企画小説そのII | ナノ


Trick or Treat! 2012 



「ト、トリック…」

スリサズが何かをボソボソと呟いていた。

「何を言ってるんだい?スリサズ」

「う、うるさいっ!なんでもないっ!」

「人間の?…ああ、今日だっけ」

アンサズがそう言って、日付を確認していると後ろからウルズが現れた。

「2人とも何をしている?」

「ああ、ウルズ。今スリサズが、お菓子を貰う練習をしていた所さ」

「そうだったか、随分準備がいいね」

ウルズがそう言うと、スリサズは顔を真っ赤にした。

「べ、別にお菓子が欲しくてやってたわけじゃないっ!
あ、アイツらが今日はそういう日だって言ってたから・・・・
言って見ようと思っただけだ!」

「ま、今日はHALLOWEENパーティしようって言ってたからね。
今頃あっちでワイワイやってるんじゃないのかい?」

「お前達も当然行くのだろう?」

ウルズは、アンサズとスリサズに質問をする。すると

「どうしようかなぁ。興味がないわけでもないんだけどね」

「べ、別に行ってやらなくてもない」

ウルズは、そんな2人に、じゃあと言って衣装を渡す。

「へぇ、用意が良いじゃないか。ウルズ?」

「彼らから預かってきたんだ。着せて連れてこいとね」

「なるほどね、じゃスリサズこれ着てみせてくれ」

「な、なんで僕だけっ!アンサズも着ろっ!」

ブツブツ言いながら、ウルズから手渡された衣装を身に纏うスリサズ。
そんなスリサズを、面白がりながら見て、自分も衣装を着始めるアンサズ。

「さぁて、これで良いのかな?」

アンサズは、黒のマントに紳士のような格好。そしてオプションとして渡された付け歯を身につけた。
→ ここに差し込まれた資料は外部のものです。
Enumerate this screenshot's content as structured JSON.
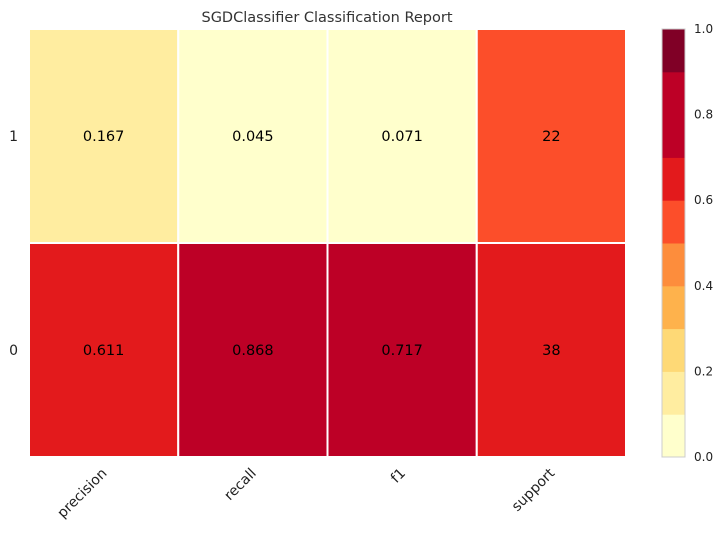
{
  "chart_data": {
    "type": "heatmap",
    "title": "SGDClassifier Classification Report",
    "columns": [
      "precision",
      "recall",
      "f1",
      "support"
    ],
    "rows": [
      "1",
      "0"
    ],
    "values": [
      [
        0.167,
        0.045,
        0.071,
        0.579
      ],
      [
        0.611,
        0.868,
        0.717,
        0.643
      ]
    ],
    "cell_labels": [
      [
        "0.167",
        "0.045",
        "0.071",
        "22"
      ],
      [
        "0.611",
        "0.868",
        "0.717",
        "38"
      ]
    ],
    "colorbar": {
      "min": 0.0,
      "max": 1.0,
      "ticks": [
        "0.0",
        "0.2",
        "0.4",
        "0.6",
        "0.8",
        "1.0"
      ],
      "levels": 10,
      "colors": [
        "#ffffcc",
        "#ffeda0",
        "#fed976",
        "#feb24c",
        "#fd8d3c",
        "#fc4e2a",
        "#e31a1c",
        "#bd0026",
        "#bd0026",
        "#800026"
      ]
    },
    "grid": false,
    "legend": "colorbar-right"
  }
}
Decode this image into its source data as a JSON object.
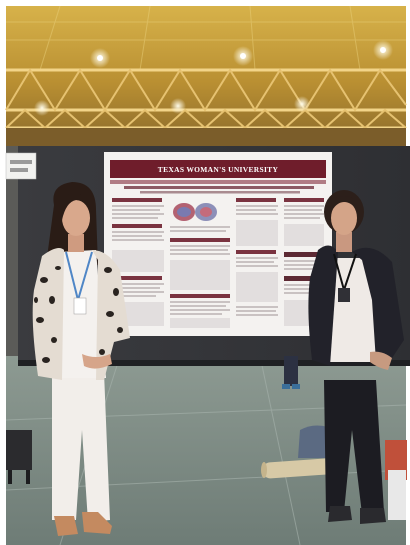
{
  "photo": {
    "poster": {
      "university_name": "TEXAS WOMAN'S UNIVERSITY"
    }
  }
}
「これはヴァンパイアってやつだったかな。なかなか様になってるだろ?」

スリサズは、着るのに手間取っており、まだ着用は出来て居なかった。
ウルズも自分用に用意された衣装を着始める。

「僕も着れたよ。これは…ルシフェル?…要するに悪魔か」

用意された衣装と一緒に置いてあったメモを読み上げるウルズ。
漆黒の衣装の後ろに、羽のオプションが付いており、ルシフェルと言うより
子悪魔を連想させる格好だった。
スリサズも、ようやく着替え終わったようで恥かしそうに出てきた。

「…なんなんだよ、これ…。付け耳に…付け歯と、肉級の付いた手袋まで…」

「ハハハ、それきっと狼男だね。似合ってるよ、スリサズ!」

「今の絶対馬鹿にしてるだろっ!」

アンサズが、スリサズをからかっている間に、
ウルズは次の準備へ進めていた。
今度は、アンサズにスリサズに、お菓子を差し出してきた。

「お菓子?僕らは貰う方じゃないのかい?」

アンサズが尋ねると、スリサズも

「あげるほうならあの恥かしい合い言葉は言わないで良いって事だな?」

「いや、交換しあうようだよ。残念だったね、スリサズ」

「くっ…!」

スリサズは悔しそうに、している。
そんなスリサズをみてアンサズは笑っていた。

「スリサズ、練習もしたんだし良いじゃないか。
さあて、僕も悪戯の準備をしようかな?」

「お前達が随分乗り気で良かったよ。さて、そろそろ会場へ行こうか」

ウルズは、そう言ってくるりと後ろを振り返る。
隣の部屋では、HALLOWEENパーティに参加する面子がもう揃って居る様だ。

「さて、じゃあ準備はいいかい?」

「おーけー。悪戯の準備も万全だよ」

「し、仕方ない。今日だけだからなっ!!」

ウルズは2人の様子を確認し、部屋の扉を開けたと同時に3人は
一斉に口を開いた。

「トリック・オア・トリートっ!お菓子をくれないと悪戯するよっ!」





>あとがき
一昨年と昨年は、絵だったので今回は文でHALLOWEENです。
これには、ウルズ、スリサズ、アンサズしか登場しません。
あいつらとか抽象的な言葉が出てますが、
アスクレの面々でもいいし、ハガネやヒリュウの面々でもok。
うちのオリキャラ達との絡みぽいノリですが…(汗)
パーティの参加者はご自由に想像してくださいませ。